Ben Le Brun, a market analyst at OptionsXpress in Sydney, said for CNBC: “Oil has been marching to the beat of its own drum, but at the end of the day it is priced in the dollar. So if we see some solid strength in the dollar, it will weigh on oil and other commodity prices.”

China slowdown

A slowing Chinese economy and weakening oil demand pressured the market. A final private reading of China’s manufacturing activity in January confirmed the first contraction in the sector in six months. The HSBC China Manufacturing PMI slid to 49.5 this month, underperforming expectations for a drop to 49.6 forecast by the flash reading and well below December’s 50.5.

This signaled the first deterioration of operating conditions in China’s manufacturing sector since July, while employment levels at Chinese manufacturers fell for the third consecutive month. Moreover, it was the quickest reduction of payroll numbers since March 2009. Production levels continued to increase in January, extending the current sequence of expansion to six months. However, the rate of growth eased to a marginal pace. A separate report earlier in the month showed Chinas fuel demand rose at the slowest pace in more than two decades in 2013.

A government report, due for release tomorrow, is expected to show slowing growth compared to a month earlier. The National Bureau of Statistics will likely report Chinas Purchasing Managers’ Index fell to 50.5 in January, down from 51.0 in December.

Supply concerns from producers in the Middle East and North Africa however kept the oil complex underpinned.
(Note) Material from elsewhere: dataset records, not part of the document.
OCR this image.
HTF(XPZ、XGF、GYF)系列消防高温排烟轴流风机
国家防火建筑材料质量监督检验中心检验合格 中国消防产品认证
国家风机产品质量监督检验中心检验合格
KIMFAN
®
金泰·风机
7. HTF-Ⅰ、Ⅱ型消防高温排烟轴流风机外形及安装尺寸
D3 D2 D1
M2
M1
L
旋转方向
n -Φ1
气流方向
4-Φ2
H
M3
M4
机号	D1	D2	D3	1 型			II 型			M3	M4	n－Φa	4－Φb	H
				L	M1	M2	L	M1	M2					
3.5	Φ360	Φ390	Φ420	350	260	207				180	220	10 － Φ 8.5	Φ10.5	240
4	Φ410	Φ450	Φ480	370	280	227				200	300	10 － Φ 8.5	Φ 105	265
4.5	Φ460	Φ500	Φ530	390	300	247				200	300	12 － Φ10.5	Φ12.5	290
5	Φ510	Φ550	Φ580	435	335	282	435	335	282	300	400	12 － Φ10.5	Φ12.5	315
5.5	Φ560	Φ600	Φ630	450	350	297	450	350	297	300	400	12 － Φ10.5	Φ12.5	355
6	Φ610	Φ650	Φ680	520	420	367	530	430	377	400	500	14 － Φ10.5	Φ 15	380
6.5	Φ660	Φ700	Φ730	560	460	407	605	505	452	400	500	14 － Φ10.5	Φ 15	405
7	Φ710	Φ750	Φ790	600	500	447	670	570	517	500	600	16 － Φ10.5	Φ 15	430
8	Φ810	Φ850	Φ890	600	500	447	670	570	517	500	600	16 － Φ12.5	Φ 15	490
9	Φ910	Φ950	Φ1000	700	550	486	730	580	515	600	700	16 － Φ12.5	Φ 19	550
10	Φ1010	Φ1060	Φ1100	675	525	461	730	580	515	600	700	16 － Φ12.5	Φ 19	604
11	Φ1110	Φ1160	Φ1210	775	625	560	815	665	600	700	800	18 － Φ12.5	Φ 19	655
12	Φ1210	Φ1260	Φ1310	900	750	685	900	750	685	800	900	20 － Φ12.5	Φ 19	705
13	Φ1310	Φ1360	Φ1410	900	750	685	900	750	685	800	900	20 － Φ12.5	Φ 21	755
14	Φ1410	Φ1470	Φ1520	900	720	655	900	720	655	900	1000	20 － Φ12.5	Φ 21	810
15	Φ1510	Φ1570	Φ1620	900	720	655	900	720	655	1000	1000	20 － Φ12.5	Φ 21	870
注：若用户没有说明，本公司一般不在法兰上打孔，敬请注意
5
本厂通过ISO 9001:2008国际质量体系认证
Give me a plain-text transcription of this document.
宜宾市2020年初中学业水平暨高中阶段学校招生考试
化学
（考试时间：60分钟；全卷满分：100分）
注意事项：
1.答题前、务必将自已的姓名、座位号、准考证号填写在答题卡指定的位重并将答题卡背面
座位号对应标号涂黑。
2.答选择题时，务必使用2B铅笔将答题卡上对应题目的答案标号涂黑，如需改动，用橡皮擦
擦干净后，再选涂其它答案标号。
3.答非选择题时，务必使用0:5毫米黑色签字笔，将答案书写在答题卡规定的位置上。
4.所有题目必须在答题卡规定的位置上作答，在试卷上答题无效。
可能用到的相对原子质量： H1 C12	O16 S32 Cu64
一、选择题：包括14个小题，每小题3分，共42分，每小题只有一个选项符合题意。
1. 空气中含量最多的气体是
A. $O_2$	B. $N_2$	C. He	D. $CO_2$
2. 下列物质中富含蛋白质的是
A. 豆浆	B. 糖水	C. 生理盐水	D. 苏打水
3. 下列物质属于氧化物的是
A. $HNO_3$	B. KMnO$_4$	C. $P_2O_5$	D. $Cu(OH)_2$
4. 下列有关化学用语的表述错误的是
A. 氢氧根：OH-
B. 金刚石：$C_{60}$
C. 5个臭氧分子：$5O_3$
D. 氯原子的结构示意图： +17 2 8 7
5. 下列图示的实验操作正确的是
Six suicide bombers took hostages and killed at least 24 people including themselves in an Iraqi ministry building on Thursday, security officials said.

Meanwhile, Syria was reported to have given up less than 5% of its chemical weaponry and will miss next week’s deadline to hand its whole chemical arsenal abroad for destruction. A first round of peace talks on Syria concludes on Friday without any decision being taken. The meeting mediator, the U.N., expressed frustration that there wasnt an agreement reached for an aid convoy to enter the besieged city of Homs. The Syrian civil war and the until recently probable US intervention had threatened to spill the conflict over neighboring major oil producers. Meanwhile in Libya, eastern export terminals remained under rebel control.